US investigators probing a wrong-runway landing by an Embraer 170 at Chicago O’Hare have disclosed that the crew had encountered problems autotuning the ILS localiser frequency.

The Envoy Air flight, inbound from Norfolk, had been conducting a visual approach to runway 10C on 25 September.

This was different to the runway 27R approach initially planned by the pilots who, as then flight progressed, subsequently expected 9L and then 10R.

After contacting O’Hare approach control, the crew was assigned runway 10C.

But when the captain programmed the flight-management computer with the ILS for 10C – as a back-up to the planned visual approach – the crew did not receive an ILS identifier.

The captain reloaded the approach and manually tuned the frequency in an effort to resolve the problem, but was unsuccessful.

E170 wrong-runway landing-c-NTSB

Source: NTSB

While the aircraft had been cleared for runway 10C at O’Hare, it landed on 10L

According to preliminary findings from the National Transportation Safety Board, the aircraft was instructed to turn onto a 060° heading to intercept the 10C localiser – which the crew initially read back as 090° before being corrected.

When the captain contacted the tower, and stated that the aircraft was on the visual approach to 10C, the flight was cleared to land.

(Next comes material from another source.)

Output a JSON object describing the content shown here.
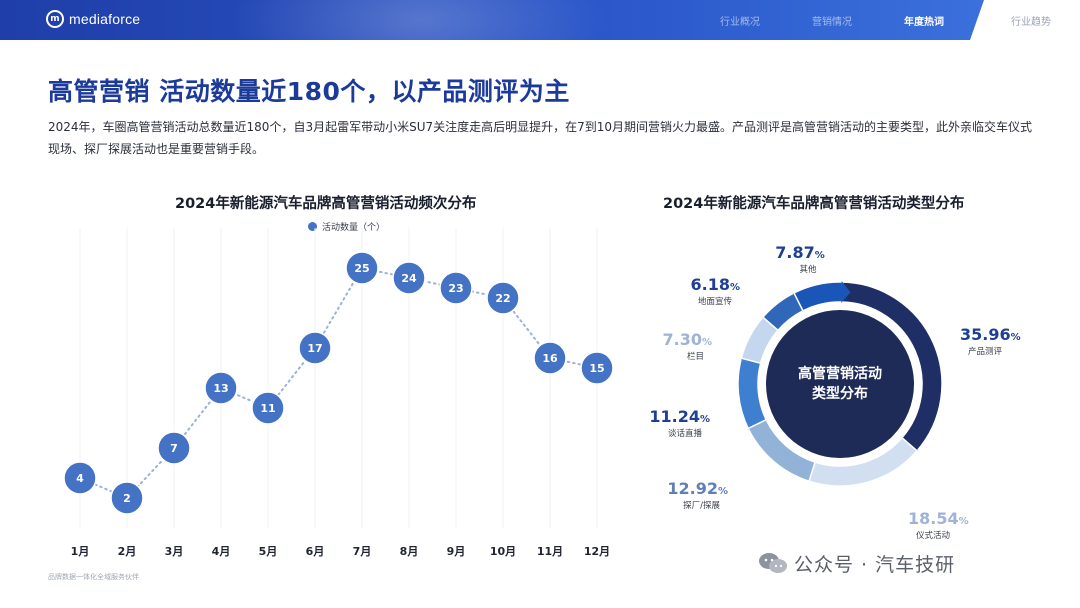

The aircraft touched down, however, on the parallel runway 10L which lies 370m to the north of 10C.

None of the 68 occupants was injured, and the aircraft (N772MR) was undamaged – the tower controller had noticed the misaligned approach and co-ordinated with the runway 10L controller to allow the Embraer to land, because there was no traffic conflict.

The crew was not notified of the error during the approach, and the pilots had not told controllers that they had been unable to tune the localiser.

Investigators have yet to reach conclusions on the cause of the error. The cockpit-voice recorder was overwritten, the inquiry states.